Мастер не спит, не мается от безделья.
Лишь иногда осматривает изделья —
плошки, свистульки, глиняные цветы.
Что там, в углу? А что если это — ты?
Будет ли Он работой своей растроган?
Будет ли вазы перебирать с восторгом
или стыдливо их отставлять назад,
Сам от Себя растерянный пряча взгляд?
Новая глина ляжет на круг гончарный,
и повторится трепет первоначальный.
Он и не знает, выйдет ли что-нибудь,
медля немного и сомневаясь чуть.
* * *
Однажды утром, встав из-за стола
и подойдя к окну неторопливо,
ты вдруг поймешь, что молодость прошла
и благодарно скажешь ей: «Счастливо!»
Когда-нибудь вот так же, невзначай
ты все поймешь и тихо, без истерик
ты жизни скажешь: «Милая, прощай!» —
и отплывешь на безымянный берег.
И что-то там останется стоять —
не тень твоя, оставленная в мире,
а просто стол и стулья, и кровать,
и столбик тишины в пустой квартире.
А за окном — все те же тополя
останутся и две скамейки в сквере,
а дальше — город, лес и вся Земля
продолжат быть, не ощутив потери.
И только где-то, может быть, едва
держась в строфе на полустертых рифмах,
внезапно оживут твои слова,
и кто-то будет рад, проговорив их
по памяти кому-то, о судьбе
поэта вспомнив… Но, прошу прощенья,
ни к отлетевшей жизни, ни к тебе
все это не имеет отношенья.
* * *
Я шел по Петроградской стороне,
где май разбил бутылочку с духами,
где каждый дом стоял лицом ко мне,
и даже ветер задержал дыханье,
курчавый куст пошевелить боясь,
а может быть, разрушить опасаясь
двух жизней возникающую связь
и радости таинственную завязь.
Я шел себе и шел, как двадцать лет
тому назад вот так же шел, и так же
ловил щекой такой же нежный свет,
разглядывая дом пятиэтажный.
Я обернулся и увидел свой
автопортрет в чужой оконной раме
на Петроградской стороне, весной,
где чья-то юность мимо шла дворами,
в сознанье превосходства своего
над веком, что прилип к ее подошвам,
о будущем не зная ничего
и никогда не думая о прошлом.
* * *
Вот метафора — ночь, и, входящий в метафору, ты
ощущаешь сквозь толщу слоистой ее черноты
копи взоров живых, на тебя устремленных извне.

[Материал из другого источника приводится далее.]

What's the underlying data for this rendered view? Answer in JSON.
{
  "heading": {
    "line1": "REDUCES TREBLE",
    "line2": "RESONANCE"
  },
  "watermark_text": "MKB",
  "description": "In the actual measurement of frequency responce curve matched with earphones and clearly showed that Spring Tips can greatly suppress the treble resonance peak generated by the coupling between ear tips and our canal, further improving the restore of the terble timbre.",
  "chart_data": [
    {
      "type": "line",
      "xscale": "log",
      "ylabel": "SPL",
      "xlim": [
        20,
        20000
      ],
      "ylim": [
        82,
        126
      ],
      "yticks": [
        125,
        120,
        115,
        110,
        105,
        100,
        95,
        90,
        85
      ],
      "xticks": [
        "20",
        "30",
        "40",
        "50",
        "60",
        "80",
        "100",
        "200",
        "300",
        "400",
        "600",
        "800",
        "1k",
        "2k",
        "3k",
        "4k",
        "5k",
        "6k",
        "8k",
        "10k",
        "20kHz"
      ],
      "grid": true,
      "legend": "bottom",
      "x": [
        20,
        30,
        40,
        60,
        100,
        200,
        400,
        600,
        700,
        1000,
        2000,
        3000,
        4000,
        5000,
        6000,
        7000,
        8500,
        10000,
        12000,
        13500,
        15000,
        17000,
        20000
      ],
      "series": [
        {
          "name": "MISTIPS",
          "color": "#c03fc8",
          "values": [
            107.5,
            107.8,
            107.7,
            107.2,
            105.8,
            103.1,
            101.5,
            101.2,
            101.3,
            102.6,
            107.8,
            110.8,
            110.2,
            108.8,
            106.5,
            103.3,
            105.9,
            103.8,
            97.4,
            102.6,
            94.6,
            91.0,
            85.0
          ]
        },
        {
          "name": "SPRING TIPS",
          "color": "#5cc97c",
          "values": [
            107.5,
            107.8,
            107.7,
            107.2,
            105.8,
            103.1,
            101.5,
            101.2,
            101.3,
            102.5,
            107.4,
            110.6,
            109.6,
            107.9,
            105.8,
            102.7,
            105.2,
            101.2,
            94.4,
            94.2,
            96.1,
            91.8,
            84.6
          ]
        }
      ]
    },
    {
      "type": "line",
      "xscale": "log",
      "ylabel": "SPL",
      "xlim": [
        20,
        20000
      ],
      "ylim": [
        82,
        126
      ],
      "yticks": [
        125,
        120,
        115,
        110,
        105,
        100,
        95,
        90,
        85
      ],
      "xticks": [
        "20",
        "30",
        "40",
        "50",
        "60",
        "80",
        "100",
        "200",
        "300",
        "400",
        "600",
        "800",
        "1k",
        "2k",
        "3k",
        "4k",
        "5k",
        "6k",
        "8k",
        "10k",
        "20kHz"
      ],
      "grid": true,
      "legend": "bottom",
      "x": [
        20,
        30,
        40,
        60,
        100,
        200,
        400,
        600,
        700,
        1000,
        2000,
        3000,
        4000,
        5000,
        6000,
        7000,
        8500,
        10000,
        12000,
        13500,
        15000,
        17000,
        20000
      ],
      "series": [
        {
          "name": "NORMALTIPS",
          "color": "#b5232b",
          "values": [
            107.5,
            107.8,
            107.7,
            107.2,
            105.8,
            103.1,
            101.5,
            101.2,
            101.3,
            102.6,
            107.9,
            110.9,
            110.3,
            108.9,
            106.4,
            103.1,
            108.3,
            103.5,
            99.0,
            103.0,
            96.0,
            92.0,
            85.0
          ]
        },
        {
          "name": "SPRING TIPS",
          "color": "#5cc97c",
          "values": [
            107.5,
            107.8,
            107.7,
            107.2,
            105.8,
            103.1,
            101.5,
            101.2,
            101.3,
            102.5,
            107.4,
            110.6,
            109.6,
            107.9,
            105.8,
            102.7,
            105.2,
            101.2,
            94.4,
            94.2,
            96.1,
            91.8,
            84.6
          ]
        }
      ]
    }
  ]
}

Кто, внимательно-тих, примостился
на той стороне?
Кто так зорко следит за блуждающей жизнью твоей?
Что за птица глядит из невидимых глазу ветвей?
Птица певчая дрозд или филин в засаде сидит?
Нет, внимательней звезд на тебя здесь никто не глядит.
Это звезды — о да! Их сплошной совокупный зрачок.
Ты и сам, как звезда, постигающий ночь новичок.
Нет, не птицы — лучи затевают с тобой перегляд.
Это звезды в ночи не друг с другом — с тобой говорят.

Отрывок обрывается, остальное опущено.